Hilda Gleser (8 July 1893 – 25 August 1932) was an Estonian actress, director and theatre teacher.

== Biography ==
Hilda Gleser was born on in the city of Viljandi in the family of a bricklayer, where she also received her primary and secondary education. From 1910 she took part in amateur performances. She did not receive a professional theater education, but took acting lessons from the Finnish actress Hilma Rantanen, and later improved her skills in Germany and Russia.

From 1916 until the end of her life, she was an actress at the Estonia theatre in Tallinn. From 1921 to 1924 she worked in parallel at the Morning Theatre, and from 1926 to 1932 at the Workers' Theatre. Among her best roles were: Puck (Shakespeare's A Midsummer Night's Dream, 1919), Woman (Ernst Toller's The Man-Mass, 1922), Electra (Hugo von Hofmannsthal's Electra, 1923), Åse (Henrik Ibsen's Peer Gynt, 1927), Mrs. Peachum (Bertolt Brecht's The Threepenny Opera, 1930), Laura (Eduard Vilde's Musta mantliga mees, 1927), Tiina (August Kitzberg's Libahunt, 1928). She performed in the genre of artistic recitation (from 1929 on the radio). As the Theater Encyclopedia notes, "the images created by Gleser are marked by vivid character, sincerity, heroic direction, and are distinguished by a sharp, distinctive design and extreme expressiveness".

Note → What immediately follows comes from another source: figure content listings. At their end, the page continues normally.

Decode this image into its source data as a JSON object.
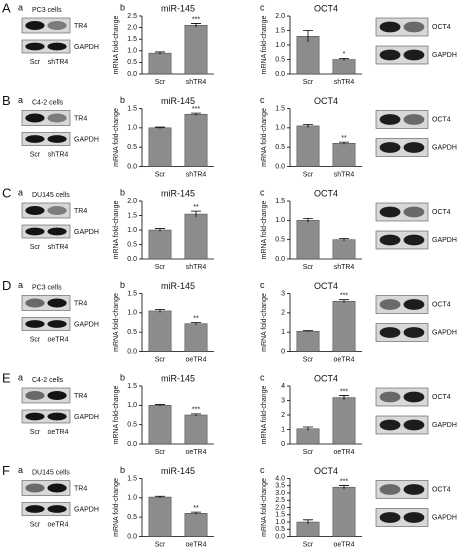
{
  "rows": [
    {
      "letter": "A",
      "panel_a": "a",
      "cells": "PC3 cells",
      "bands": [
        "TR4",
        "GAPDH"
      ],
      "lanes": [
        "Scr",
        "shTR4"
      ],
      "panel_b": "b",
      "panel_c": "c",
      "oct4_bands": [
        "OCT4",
        "GAPDH"
      ]
    },
    {
      "letter": "B",
      "panel_a": "a",
      "cells": "C4-2 cells",
      "bands": [
        "TR4",
        "GAPDH"
      ],
      "lanes": [
        "Scr",
        "shTR4"
      ],
      "panel_b": "b",
      "panel_c": "c",
      "oct4_bands": [
        "OCT4",
        "GAPDH"
      ]
    },
    {
      "letter": "C",
      "panel_a": "a",
      "cells": "DU145 cells",
      "bands": [
        "TR4",
        "GAPDH"
      ],
      "lanes": [
        "Scr",
        "shTR4"
      ],
      "panel_b": "b",
      "panel_c": "c",
      "oct4_bands": [
        "OCT4",
        "GAPDH"
      ]
    },
    {
      "letter": "D",
      "panel_a": "a",
      "cells": "PC3 cells",
      "bands": [
        "TR4",
        "GAPDH"
      ],
      "lanes": [
        "Scr",
        "oeTR4"
      ],
      "panel_b": "b",
      "panel_c": "c",
      "oct4_bands": [
        "OCT4",
        "GAPDH"
      ]
    },
    {
      "letter": "E",
      "panel_a": "a",
      "cells": "C4-2 cells",
      "bands": [
        "TR4",
        "GAPDH"
      ],
      "lanes": [
        "Scr",
        "oeTR4"
      ],
      "panel_b": "b",
      "panel_c": "c",
      "oct4_bands": [
        "OCT4",
        "GAPDH"
      ]
    },
    {
      "letter": "F",
      "panel_a": "a",
      "cells": "DU145 cells",
      "bands": [
        "TR4",
        "GAPDH"
      ],
      "lanes": [
        "Scr",
        "oeTR4"
      ],
      "panel_b": "b",
      "panel_c": "c",
      "oct4_bands": [
        "OCT4",
        "GAPDH"
      ]
    }
  ],
  "chart_data": [
    {
      "type": "bar",
      "title": "miR-145",
      "y_label": "mRNA fold-change",
      "categories": [
        "Scr",
        "shTR4"
      ],
      "values": [
        0.9,
        2.1
      ],
      "errors": [
        0.05,
        0.08
      ],
      "annotation": "***",
      "color": "#8c8c8c",
      "ylim": [
        0,
        2.5
      ],
      "yticks": [
        {
          "value": 0,
          "label": "0.0"
        },
        0.5,
        {
          "value": 1,
          "label": "1.0"
        },
        1.5,
        {
          "value": 2,
          "label": "2.0"
        },
        2.5
      ]
    },
    {
      "type": "bar",
      "title": "OCT4",
      "y_label": "mRNA fold-change",
      "categories": [
        "Scr",
        "shTR4"
      ],
      "values": [
        1.3,
        0.5
      ],
      "errors": [
        0.2,
        0.04
      ],
      "annotation": "*",
      "color": "#8c8c8c",
      "ylim": [
        0,
        2
      ],
      "yticks": [
        {
          "value": 0,
          "label": "0.0"
        },
        0.5,
        {
          "value": 1,
          "label": "1.0"
        },
        1.5,
        {
          "value": 2,
          "label": "2.0"
        }
      ]
    },
    {
      "type": "bar",
      "title": "miR-145",
      "y_label": "mRNA fold-change",
      "categories": [
        "Scr",
        "shTR4"
      ],
      "values": [
        1.0,
        1.35
      ],
      "errors": [
        0.02,
        0.03
      ],
      "annotation": "***",
      "color": "#8c8c8c",
      "ylim": [
        0,
        1.5
      ],
      "yticks": [
        {
          "value": 0,
          "label": "0.0"
        },
        0.5,
        {
          "value": 1,
          "label": "1.0"
        },
        1.5
      ]
    },
    {
      "type": "bar",
      "title": "OCT4",
      "y_label": "mRNA fold-change",
      "categories": [
        "Scr",
        "shTR4"
      ],
      "values": [
        1.05,
        0.6
      ],
      "errors": [
        0.04,
        0.03
      ],
      "annotation": "**",
      "color": "#8c8c8c",
      "ylim": [
        0,
        1.5
      ],
      "yticks": [
        {
          "value": 0,
          "label": "0.0"
        },
        0.5,
        {
          "value": 1,
          "label": "1.0"
        },
        1.5
      ]
    },
    {
      "type": "bar",
      "title": "miR-145",
      "y_label": "mRNA fold-change",
      "categories": [
        "Scr",
        "shTR4"
      ],
      "values": [
        1.0,
        1.55
      ],
      "errors": [
        0.05,
        0.1
      ],
      "annotation": "**",
      "color": "#8c8c8c",
      "ylim": [
        0,
        2
      ],
      "yticks": [
        {
          "value": 0,
          "label": "0.0"
        },
        0.5,
        {
          "value": 1,
          "label": "1.0"
        },
        1.5,
        {
          "value": 2,
          "label": "2.0"
        }
      ]
    },
    {
      "type": "bar",
      "title": "OCT4",
      "y_label": "mRNA fold-change",
      "categories": [
        "Scr",
        "shTR4"
      ],
      "values": [
        1.0,
        0.5
      ],
      "errors": [
        0.05,
        0.03
      ],
      "color": "#8c8c8c",
      "ylim": [
        0,
        1.5
      ],
      "yticks": [
        {
          "value": 0,
          "label": "0.0"
        },
        0.5,
        {
          "value": 1,
          "label": "1.0"
        },
        1.5
      ]
    },
    {
      "type": "bar",
      "title": "miR-145",
      "y_label": "mRNA fold-change",
      "categories": [
        "Scr",
        "oeTR4"
      ],
      "values": [
        1.05,
        0.72
      ],
      "errors": [
        0.04,
        0.03
      ],
      "annotation": "**",
      "color": "#8c8c8c",
      "ylim": [
        0,
        1.5
      ],
      "yticks": [
        {
          "value": 0,
          "label": "0.0"
        },
        0.5,
        {
          "value": 1,
          "label": "1.0"
        },
        1.5
      ]
    },
    {
      "type": "bar",
      "title": "OCT4",
      "y_label": "mRNA fold-change",
      "categories": [
        "Scr",
        "oeTR4"
      ],
      "values": [
        1.05,
        2.6
      ],
      "errors": [
        0.03,
        0.08
      ],
      "annotation": "***",
      "color": "#8c8c8c",
      "ylim": [
        0,
        3
      ],
      "yticks": [
        0,
        1,
        2,
        3
      ]
    },
    {
      "type": "bar",
      "title": "miR-145",
      "y_label": "mRNA fold-change",
      "categories": [
        "Scr",
        "oeTR4"
      ],
      "values": [
        1.0,
        0.75
      ],
      "errors": [
        0.02,
        0.03
      ],
      "annotation": "***",
      "color": "#8c8c8c",
      "ylim": [
        0,
        1.5
      ],
      "yticks": [
        {
          "value": 0,
          "label": "0.0"
        },
        0.5,
        {
          "value": 1,
          "label": "1.0"
        },
        1.5
      ]
    },
    {
      "type": "bar",
      "title": "OCT4",
      "y_label": "mRNA fold-change",
      "categories": [
        "Scr",
        "oeTR4"
      ],
      "values": [
        1.05,
        3.2
      ],
      "errors": [
        0.12,
        0.15
      ],
      "annotation": "***",
      "color": "#8c8c8c",
      "ylim": [
        0,
        4
      ],
      "yticks": [
        0,
        1,
        2,
        3,
        4
      ]
    },
    {
      "type": "bar",
      "title": "miR-145",
      "y_label": "mRNA fold-change",
      "categories": [
        "Scr",
        "oeTR4"
      ],
      "values": [
        1.02,
        0.6
      ],
      "errors": [
        0.02,
        0.03
      ],
      "annotation": "**",
      "color": "#8c8c8c",
      "ylim": [
        0,
        1.5
      ],
      "yticks": [
        {
          "value": 0,
          "label": "0.0"
        },
        0.5,
        {
          "value": 1,
          "label": "1.0"
        },
        1.5
      ]
    },
    {
      "type": "bar",
      "title": "OCT4",
      "y_label": "mRNA fold-change",
      "categories": [
        "Scr",
        "oeTR4"
      ],
      "values": [
        1.0,
        3.4
      ],
      "errors": [
        0.15,
        0.12
      ],
      "annotation": "***",
      "color": "#8c8c8c",
      "ylim": [
        0,
        4
      ],
      "yticks": [
        {
          "value": 0,
          "label": "0.0"
        },
        0.5,
        {
          "value": 1,
          "label": "1.0"
        },
        1.5,
        {
          "value": 2,
          "label": "2.0"
        },
        2.5,
        {
          "value": 3,
          "label": "3.0"
        },
        3.5,
        {
          "value": 4,
          "label": "4.0"
        }
      ]
    }
  ]
}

In 1924–1932, she taught stage practice at the School of Theater Arts in Tallinn. In 1924, she debuted as a theater director with the play Earth by Bryusov at the Morning Theatre. Gleser opposed bourgeois tastes and preferred socially critical dramas. The influence of German expressionism was felt in her plays. She was good at rhythmic crowd scenes. Among Gleser's most notable productions are: R.U.R. by Karel Čapek (1925, Estonia Theatre), Night by Martinet (1927, Workers' Theatre), In the Whirl of Winds by August Kitzberg (1927, Workers' Theatre), The Lower Depths by Maxim Gorky (1931, Workers' Theatre), Hoppla, We're Alive! by Ernst Toller (1929, Workers' Theatre).

Hilda Gleser died 25 August 1932 of a serious illness in the Tallinn Surgical Hospital. Buried in the old cemetery of Viljandi.